2- Parlamenter sistemin aslında Batı'nın bir zorlaması olduğunu, bu nedenle devletin kritik anlarda karar alamadığını, başkanlık sistemine geçildiğinde devletin hızlı karar alıp etkin çalışacağını, bürokrasinin de buna ayak uyduracağını ileri sürdüler.

3-  Başkanlık sistemine karşı çıkanların Batı'ya bağımlı eski düzeni savunanlar olduğunu, onların mevcut statülerini kaybetme endişesi taşıdıklarını anlattılar.

4- Darbe ve vesayetin parlamenter sistemin zaaflarından ortaya çıktığını söyleyip başkanlık sisteminde darbe olmayacağını savundular. Tek adamlığa ve marjinal ideolojik partilerin iktidara gelmesine başkanlık modelinin engel olacağını ileri sürdüler.

5- Başkanlık sisteminde yetkilerin tek elde toplanmayıp dağıtıldığını, böylelikle yasama, yürütme ve yargı gibi kuvvetlerin daha bile güçlendiğini söylediler.

6- Meclis'in çok güçlü hale geleceğini, onu feshetmeye yeltenen başkanın kendisinin de seçime gitmeye mecbur olduğunu, milletvekillerinin % 75'inin oyuyla başkanın yüce divana götürülebileceğini hatırlattılar.

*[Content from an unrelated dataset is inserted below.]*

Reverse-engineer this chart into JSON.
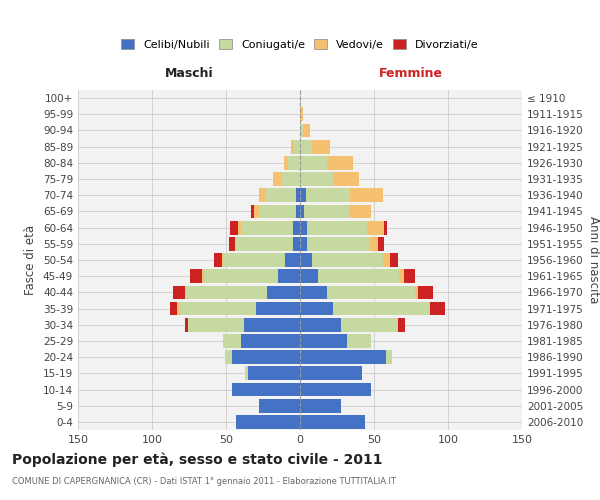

7- Başkanlık sisteminde yargıçlar düzenine son verileceği, tarafsız ve bağımsız yargının hayata geçeceğini iddia ettiler.

8- Parlamenter sistemde çok sık gördüğümüz koalisyon hükümetleri zaafına son verileceğini ve kalıcı istikrarın sağlanacağını ileri sürdüler.

Seçmeni ikna etmek için, iler tutar yanı olmayan birçok iddiada bulundular. Ancak çok değil 2-3 yıl içerisinde, zihinlerindeki başkanlık rejiminin nasıl bir şey olduğu ortaya çıktı ve bunun ülkeyi nasıl bir yere sürüklediği belli oldu.

Böyle olunca da, aynı iktidar ikilisinin bu defa, kafasına sivillik şapkası geçirilmiş "Başkanlık rejiminin aksayan yönlerini birlikte düzeltip millete götürelim" teklifine kim itibar eder!

Muhalefet de öyle yaptı. Şaşıracak bir şey yok!